L’exemple le plus courant est « zf », abréviation pour le terme chinois « gouvernement » ; « jc » remplace « police », « guobao » (trésor national) ou les images de pandas représentent le Bureau de la sécurité intérieure, et « ministère de la Vérité » (tiré du roman 1984 de George Orwell) désigne le Département de la propagande du Parti communiste.

Pour accéder à des sites Internet étrangers bloqués en Chine (comme Facebook et Twitter), les internautes doivent utiliser des VPN – des logiciels qui leur donnent la possibilité de « passer par-dessus la Grande muraille pare-feu de Chine ».

« Échelle » (pour passer par-dessus) et « nouilles pho vietnamiennes » (expression qui ressemble à « passer de l’autre côté du mur ») sont couramment utilisés pour faire référence aux VPN.

Parallèlement, le « 4 juin », journée tristement célèbre où la répression s’est abattue place Tiananmen en 1989 et l’un des termes les plus censurés sur l’Internet chinois, devient le « 35 mai », le « 65 avril » ou « huit au carré », pour ne citer que quelques exemples.

Génie lyrique ou créativité gâchée ?

Bien souvent, les internautes doivent se montrer créatifs dans leurs posts jusqu’à friser l’absurde. La suppression d’une publication sur ZhiHu (version chinoise de Quora) demandant « comment laver minutieusement les goulots de bouteille étroits » peut sembler déconcertante à première vue. En fait, en chinois, au niveau de la sonorité, « goulots de bouteille étroits » ressemble à « président Xi Jinping » – un fait qui n’a pas échappé aux censeurs.

De même, la plainte d’un parent sur Weibo concernant son enfant « qui a du mal à apprendre » a été supprimée instantanément. Pourquoi ? Parce qu’en chinois, le nom de famille du président signifie « apprendre ». Dans ce contexte, dire « qui a du mal à apprendre » mérite d’être censuré.

Le système de censure en Chine est déroutant. La liste des mots « sensibles » évolue constamment et n’est jamais révélée publiquement. Il y a des mots que certains utilisateurs ne peuvent pas écrire, tandis que d’autres le peuvent. En conséquence, chacun s’autocensure en permanence, dans le but de battre le système.

Un certain génie est à l’œuvre lorsque les internautes – parmi eux des journalistes de talent, des étudiants, des universitaires et des militants – développent un dictionnaire de substitution qui s’étoffe rapidement.

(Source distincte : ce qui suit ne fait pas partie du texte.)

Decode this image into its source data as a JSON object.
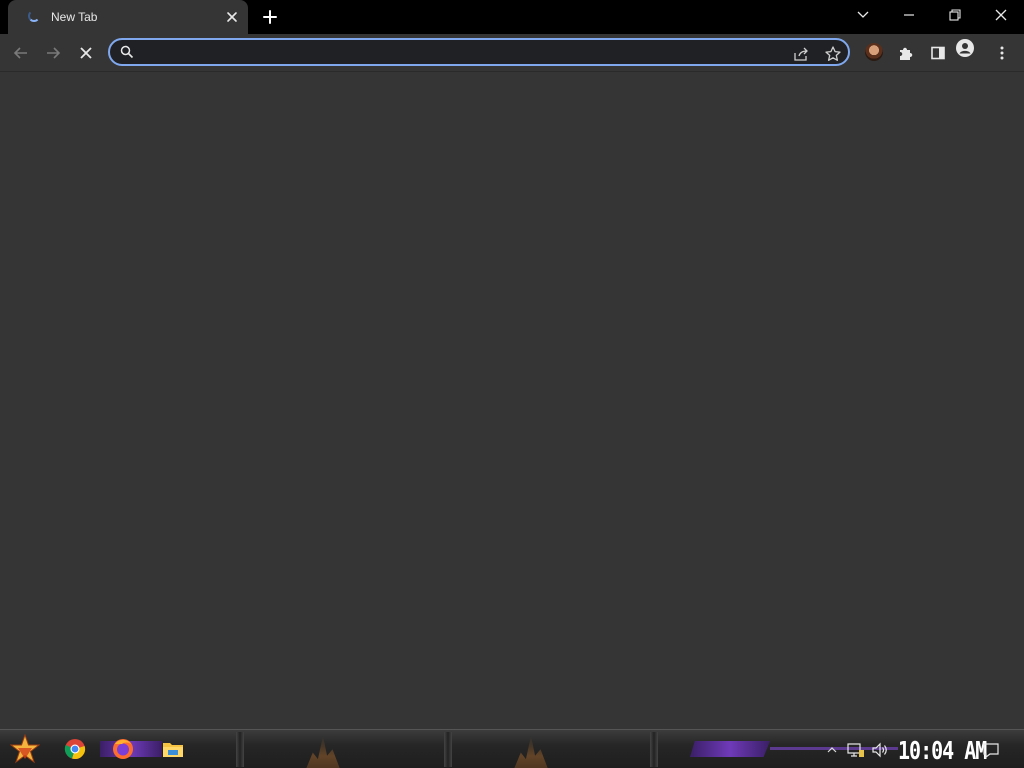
{
  "browser": {
    "tab": {
      "title": "New Tab",
      "loading": true
    },
    "omnibox": {
      "value": "",
      "placeholder": ""
    },
    "colors": {
      "frame": "#000000",
      "toolbar": "#353535",
      "omnibox_focus_ring": "#7fa8ee",
      "page_background": "#353535"
    }
  },
  "icons": {
    "tab_close": "close-icon",
    "new_tab": "plus-icon",
    "tab_search": "chevron-down-icon",
    "minimize": "minimize-icon",
    "restore": "restore-icon",
    "close_window": "close-icon",
    "back": "arrow-left-icon",
    "forward": "arrow-right-icon",
    "stop": "stop-icon",
    "search": "search-icon",
    "share": "share-icon",
    "bookmark": "star-icon",
    "extensions": "puzzle-icon",
    "side_panel": "side-panel-icon",
    "profile": "profile-icon",
    "menu": "kebab-menu-icon"
  },
  "taskbar": {
    "clock": "10:04 AM",
    "pinned_apps": [
      "chrome-icon",
      "firefox-icon",
      "file-explorer-icon"
    ],
    "tray": [
      "chevron-up-icon",
      "network-icon",
      "volume-icon",
      "notifications-icon"
    ]
  }
}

Toutefois, cet interminable ballet pompe leur énergie. En particulier lorsque leurs comptes sont supprimés et qu’ils doivent en créer de nouveaux et recommencer le processus de connexion avec leurs abonné·e·s.

Comment échapper au sentiment lancinant que cette mine de sagesse et d’imagination pourrait être mieux employée, à des fins plus productives, que ce combat permanent pour se faire entendre.